(Review) The Tea Planter's Wife

The Tea Planter's Wife by Dinah Jefferies
Publication Date: August 27, 2015
Pages: 418 (hardcover)
Genre: Historical Fiction
My Goodreads Rating: 3 Stars

Goodreads Syopsis:
Nineteen-year-old Gwendolyn Hooper is newly married to a rich and charming widower, eager to join him on his tea plantation, determined to be the perfect wife and mother. But life in Ceylon is not what Gwen expected.

The plantation workers are resentful, the neighbours treacherous, and there are clues to the past - a dusty trunk of dresses, an overgrown gravestone in the grounds - that her husband refuses to discuss.

Just as Gwen finds her feet, disaster strikes. She faces a terrible choice, hiding the truth from almost everyone, but a secret this big can't stay buried forever....


My Review:
This book started out veeeeeery slow for me. So slow that I put it down for a few months. I couldn't get into Gwen as a character and wasn't quite sure if anything exciting was actually going to happen in this book. The synopsis teases a mystery, but there really is no mystery to it. Gwen is young and impressionable.

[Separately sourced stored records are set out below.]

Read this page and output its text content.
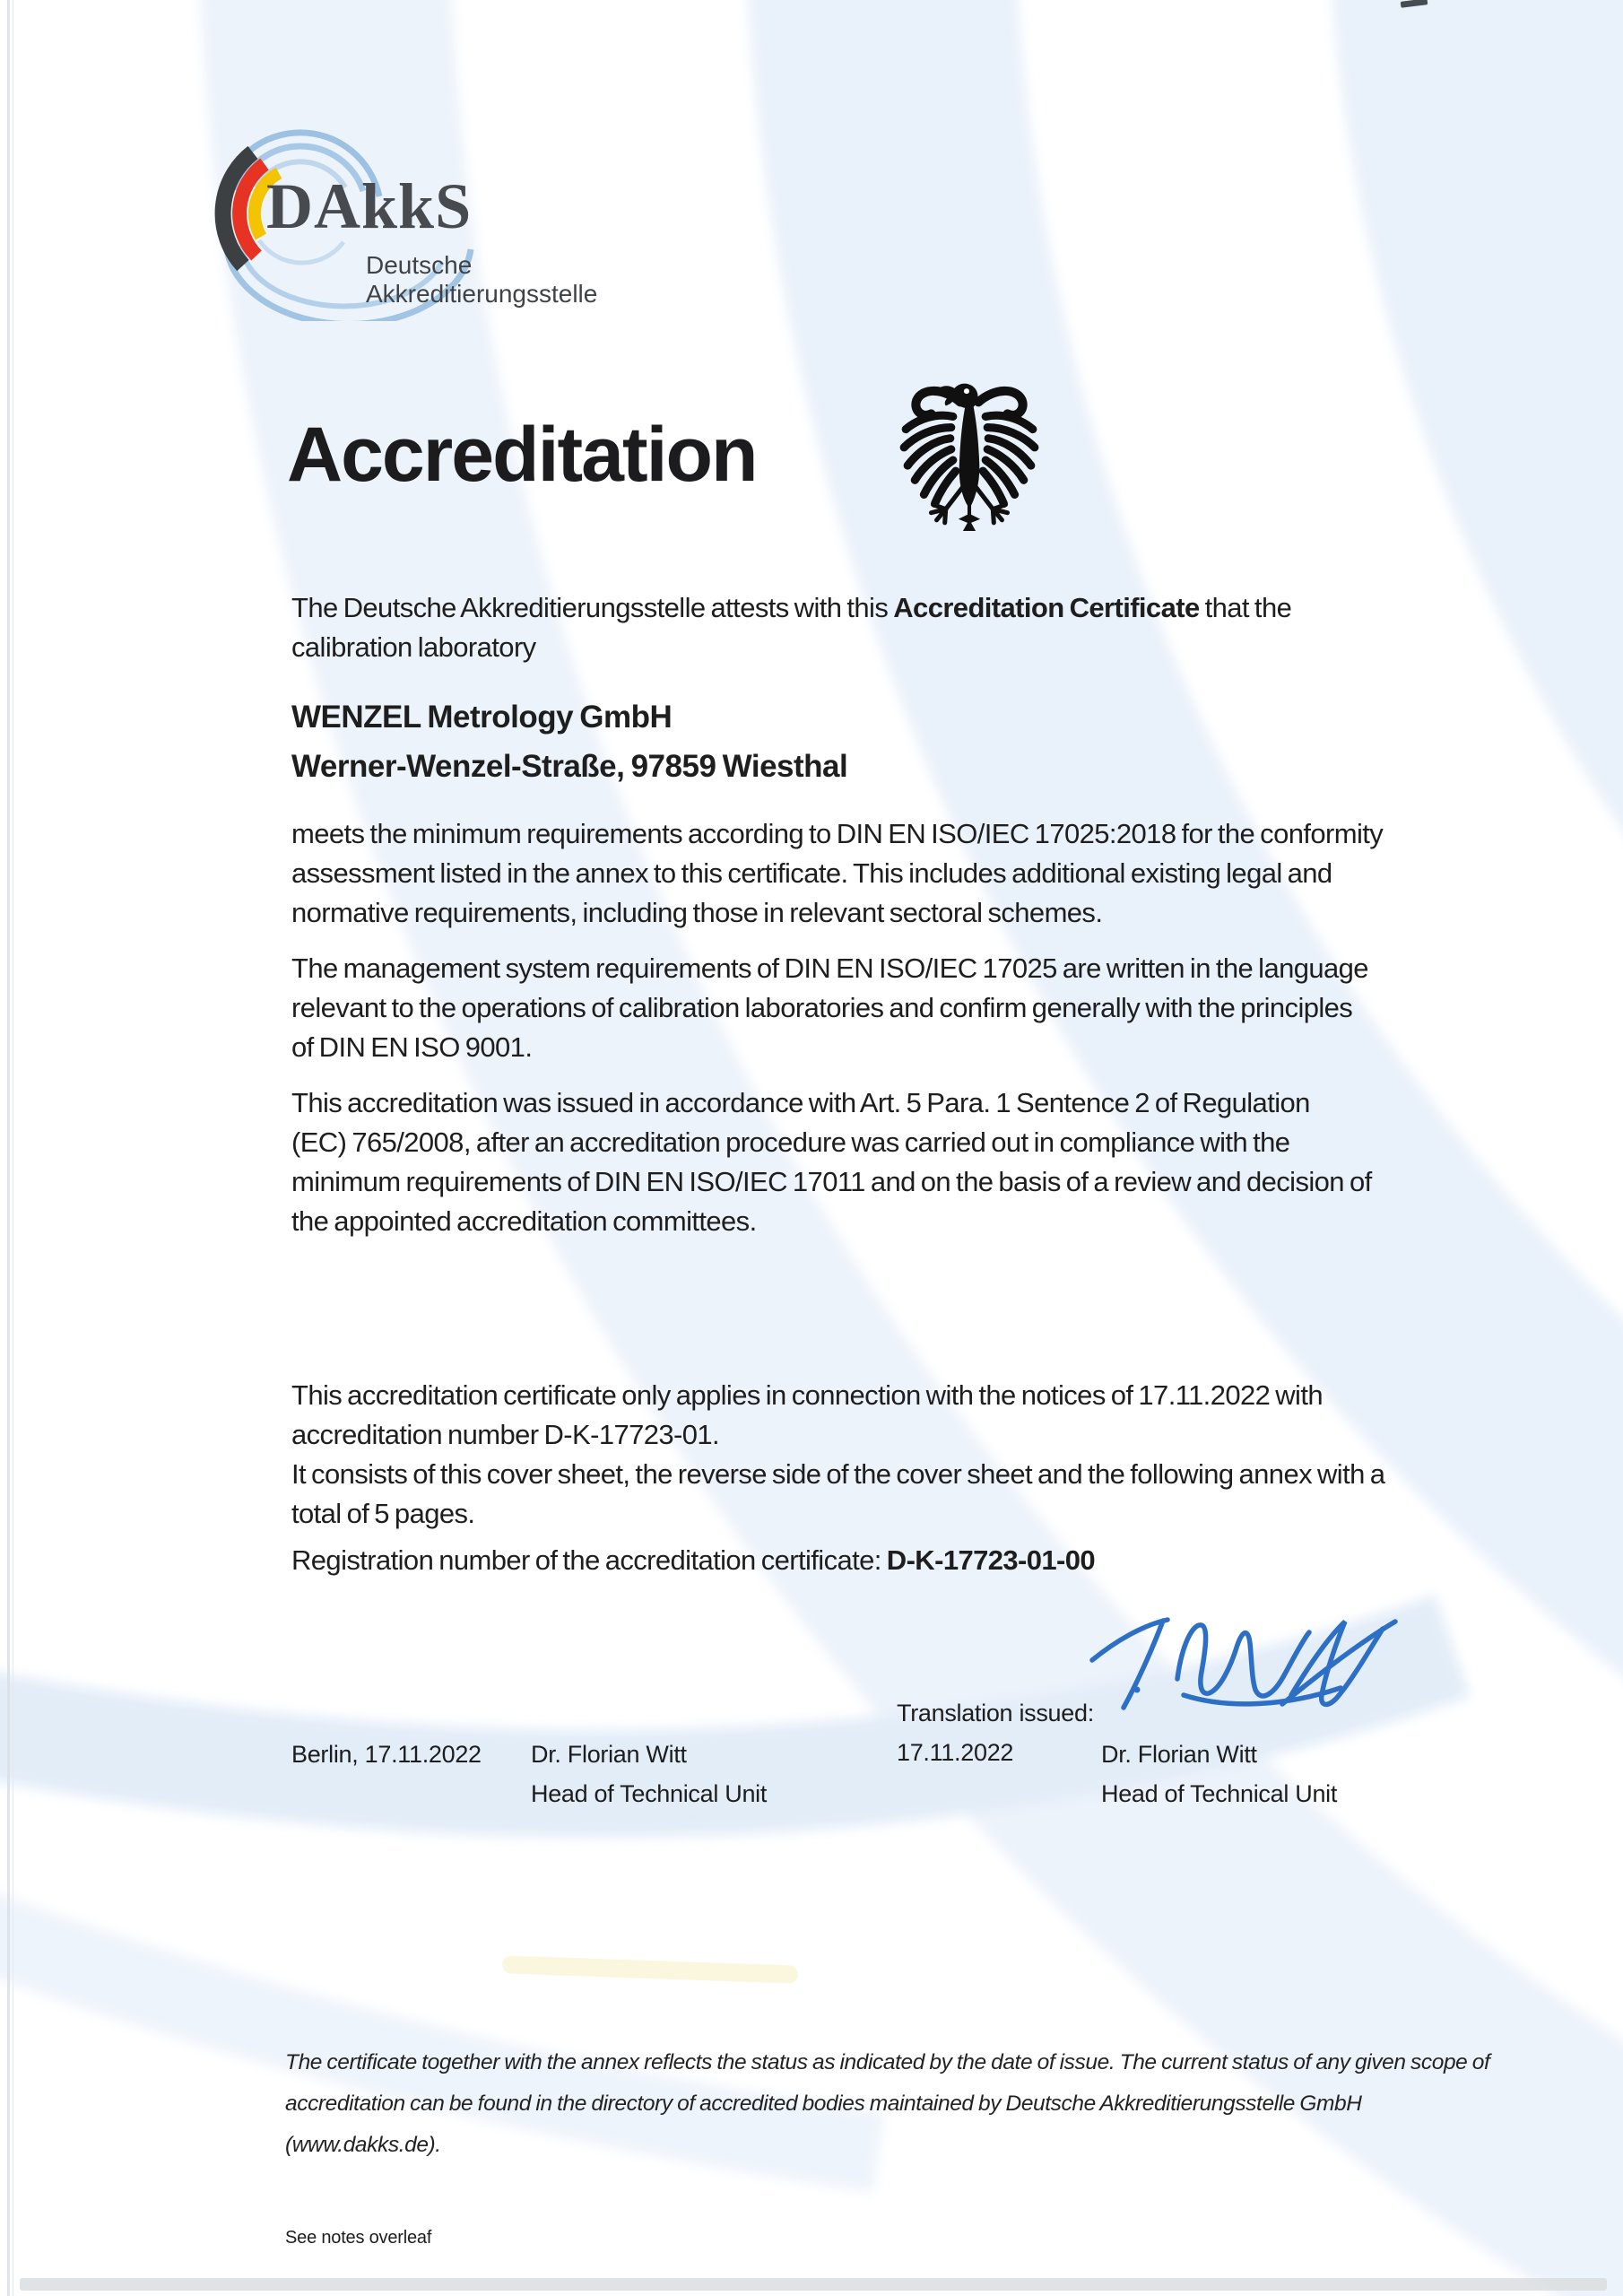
DAkkS
Deutsche
Akkreditierungsstelle
Accreditation
The Deutsche Akkreditierungsstelle attests with this Accreditation Certificate that the
calibration laboratory
WENZEL Metrology GmbH
Werner-Wenzel-Straße, 97859 Wiesthal
meets the minimum requirements according to DIN EN ISO/IEC 17025:2018 for the conformity
assessment listed in the annex to this certificate. This includes additional existing legal and
normative requirements, including those in relevant sectoral schemes.
The management system requirements of DIN EN ISO/IEC 17025 are written in the language
relevant to the operations of calibration laboratories and confirm generally with the principles
of DIN EN ISO 9001.
This accreditation was issued in accordance with Art. 5 Para. 1 Sentence 2 of Regulation
(EC) 765/2008, after an accreditation procedure was carried out in compliance with the
minimum requirements of DIN EN ISO/IEC 17011 and on the basis of a review and decision of
the appointed accreditation committees.
This accreditation certificate only applies in connection with the notices of 17.11.2022 with
accreditation number D-K-17723-01.
It consists of this cover sheet, the reverse side of the cover sheet and the following annex with a
total of 5 pages.
Registration number of the accreditation certificate: D-K-17723-01-00
Berlin, 17.11.2022 Dr. Florian Witt
Head of Technical Unit
Translation issued:
17.11.2022	Dr. Florian Witt
Head of Technical Unit
The certificate together with the annex reflects the status as indicated by the date of issue. The current status of any given scope of
accreditation can be found in the directory of accredited bodies maintained by Deutsche Akkreditierungsstelle GmbH
(www.dakks.de).
See notes overleaf
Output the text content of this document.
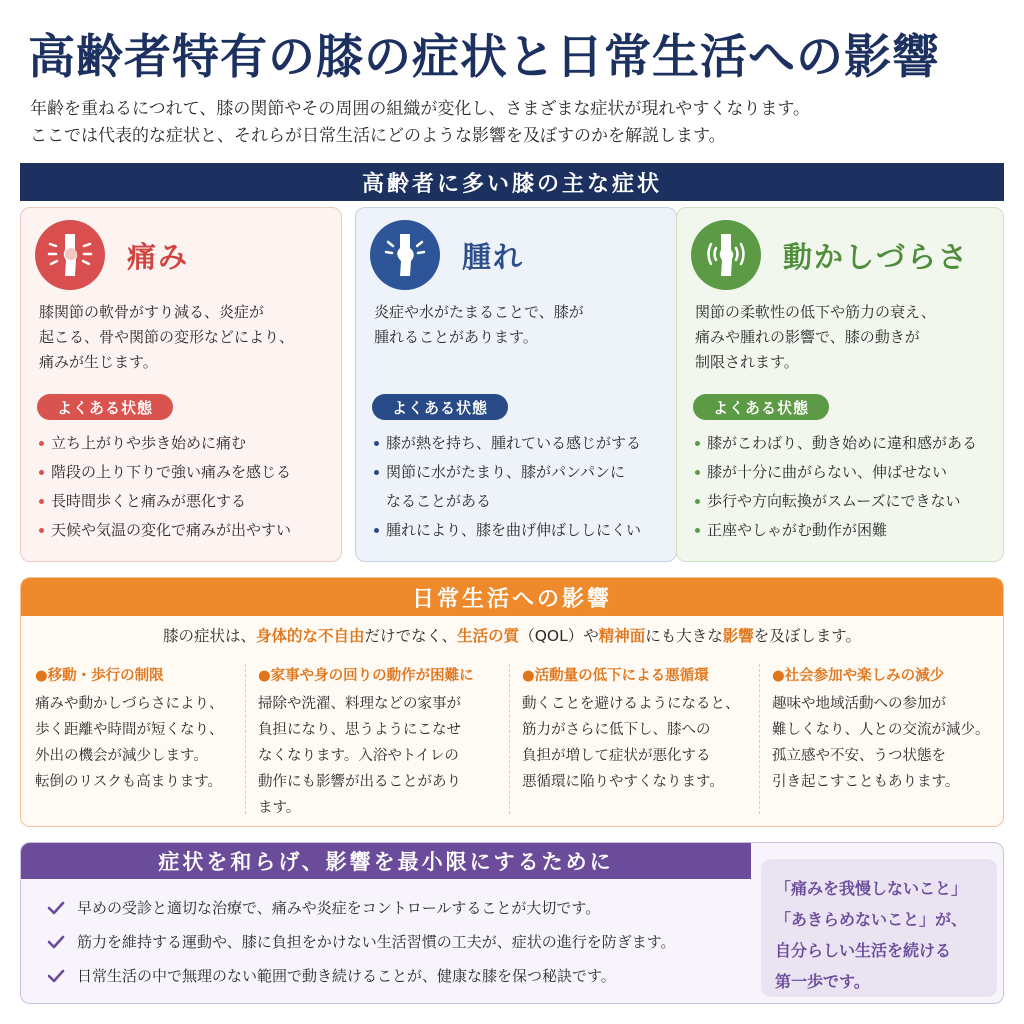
高齢者特有の膝の症状と日常生活への影響

年齢を重ねるにつれて、膝の関節やその周囲の組織が変化し、さまざまな症状が現れやすくなります。

ここでは代表的な症状と、それらが日常生活にどのような影響を及ぼすのかを解説します。

高齢者に多い膝の主な症状
痛み
膝関節の軟骨がすり減る、炎症が
起こる、骨や関節の変形などにより、
痛みが生じます。
よくある状態
立ち上がりや歩き始めに痛む
階段の上り下りで強い痛みを感じる
長時間歩くと痛みが悪化する
天候や気温の変化で痛みが出やすい
腫れ
炎症や水がたまることで、膝が
腫れることがあります。
よくある状態
膝が熱を持ち、腫れている感じがする
関節に水がたまり、膝がパンパンに
なることがある
腫れにより、膝を曲げ伸ばししにくい
動かしづらさ
関節の柔軟性の低下や筋力の衰え、
痛みや腫れの影響で、膝の動きが
制限されます。
よくある状態
膝がこわばり、動き始めに違和感がある
膝が十分に曲がらない、伸ばせない
歩行や方向転換がスムーズにできない
正座やしゃがむ動作が困難
日常生活への影響
膝の症状は、身体的な不自由だけでなく、生活の質（QOL）や精神面にも大きな影響を及ぼします。
●移動・歩行の制限
痛みや動かしづらさにより、
歩く距離や時間が短くなり、
外出の機会が減少します。
転倒のリスクも高まります。
●家事や身の回りの動作が困難に
掃除や洗濯、料理などの家事が
負担になり、思うようにこなせ
なくなります。入浴やトイレの
動作にも影響が出ることがあり
ます。
●活動量の低下による悪循環
動くことを避けるようになると、
筋力がさらに低下し、膝への
負担が増して症状が悪化する
悪循環に陥りやすくなります。
●社会参加や楽しみの減少
趣味や地域活動への参加が
難しくなり、人との交流が減少。
孤立感や不安、うつ状態を
引き起こすこともあります。
症状を和らげ、影響を最小限にするために
早めの受診と適切な治療で、痛みや炎症をコントロールすることが大切です。
筋力を維持する運動や、膝に負担をかけない生活習慣の工夫が、症状の進行を防ぎます。
日常生活の中で無理のない範囲で動き続けることが、健康な膝を保つ秘訣です。
「痛みを我慢しないこと」
「あきらめないこと」が、
自分らしい生活を続ける
第一歩です。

Her husband is considerably older and often treats her as a silly child. Eventually their relationship grows and she matures once she gives birth to their son. But Gwen's secret is that she actually gave birth to twins, only she hides her daughter away. Most of the second part of the book focuses on that and the same scene plays over and over: Gwen's anguish and regret. 

Gwen seriously underestimates her husband and how he will react. She wastes a lot of time worrying, too. I will have to say that I appreciated Gwen's character and her love for people of all colors. She wants to make everything right with the tea plantation and is very strong-willed. Not a bad story, in the long run.

I received this book from Blogging for Books for this review.